Some of those concerns may be warranted, but others are, quite simply, well-intended but inaccurate.
For example, many people see new development as a sign that Lebanon County is losing land so rapidly that the Lebanon Valley will one day become one big parking lot. Nothing could be further from the truth, according to Julie Cheyney, executive director of the Lebanon County Planning Department.
“Based on the county’s 2007 comprehensive plan that’s still in effect, 42 percent of land in Lebanon County was agriculture, 29 percent was forested and the rest was a mixture of residential and commercial,” said Cheyney.
Although 16 years have passed since those numbers were last calculated, Cheyney believes they are still relevant today.
“I do believe those numbers are still pretty accurate,” she said. “But I do understand the concern. When people see development happening, they feel that the land is being taken away from them.”
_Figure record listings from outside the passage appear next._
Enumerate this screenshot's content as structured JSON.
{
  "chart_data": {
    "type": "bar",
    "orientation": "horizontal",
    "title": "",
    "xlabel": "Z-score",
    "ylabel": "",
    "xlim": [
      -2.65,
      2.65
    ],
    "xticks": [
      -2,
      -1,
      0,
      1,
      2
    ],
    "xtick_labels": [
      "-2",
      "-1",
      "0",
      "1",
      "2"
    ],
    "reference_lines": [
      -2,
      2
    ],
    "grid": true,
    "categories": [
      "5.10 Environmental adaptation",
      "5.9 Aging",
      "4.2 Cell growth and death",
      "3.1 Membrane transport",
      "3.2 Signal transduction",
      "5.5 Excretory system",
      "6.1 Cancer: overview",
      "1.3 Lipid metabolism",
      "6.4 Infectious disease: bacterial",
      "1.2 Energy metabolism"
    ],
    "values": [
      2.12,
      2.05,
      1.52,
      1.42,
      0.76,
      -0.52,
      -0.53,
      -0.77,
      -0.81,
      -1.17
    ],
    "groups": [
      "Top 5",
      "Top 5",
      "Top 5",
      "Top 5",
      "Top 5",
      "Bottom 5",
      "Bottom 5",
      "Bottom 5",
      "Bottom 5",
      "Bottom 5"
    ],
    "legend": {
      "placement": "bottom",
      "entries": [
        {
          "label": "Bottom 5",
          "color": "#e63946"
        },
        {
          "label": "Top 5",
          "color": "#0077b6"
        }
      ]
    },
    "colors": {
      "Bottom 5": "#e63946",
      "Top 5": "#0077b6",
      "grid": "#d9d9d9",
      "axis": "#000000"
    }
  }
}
A total of 20,000 acres have been conserved in perpetuity as part of the county’s farmland preservation program, with another 41 landowners totaling over 3,500 acres on the waiting list. The county has granted 179 easements since the program was launched.
Read More: Lebanon County reaches landmark: 20,000 acres preserved in perpetuity
“I hear that all the time: That the county is being overdeveloped,” said Lebanon County Commissioner Jo Ellen Litz, who is an avid conservationist. “We have our farmland preservation program, thousands of acres in state forests and many municipal parks around the county that are free from development pressures.”
Although county residents express concerns about development, Cheyney noted that local municipalities are required to provide for “every possible land use” within their borders through established zoning ordinances. (The website conservationtools.org notes that, “Though the terms ‘planning’ and ‘zoning’ are often used interchangeably, they have different meanings. Planning looks years and decades into the future, whereas zoning implements elements of a plan in the present.”)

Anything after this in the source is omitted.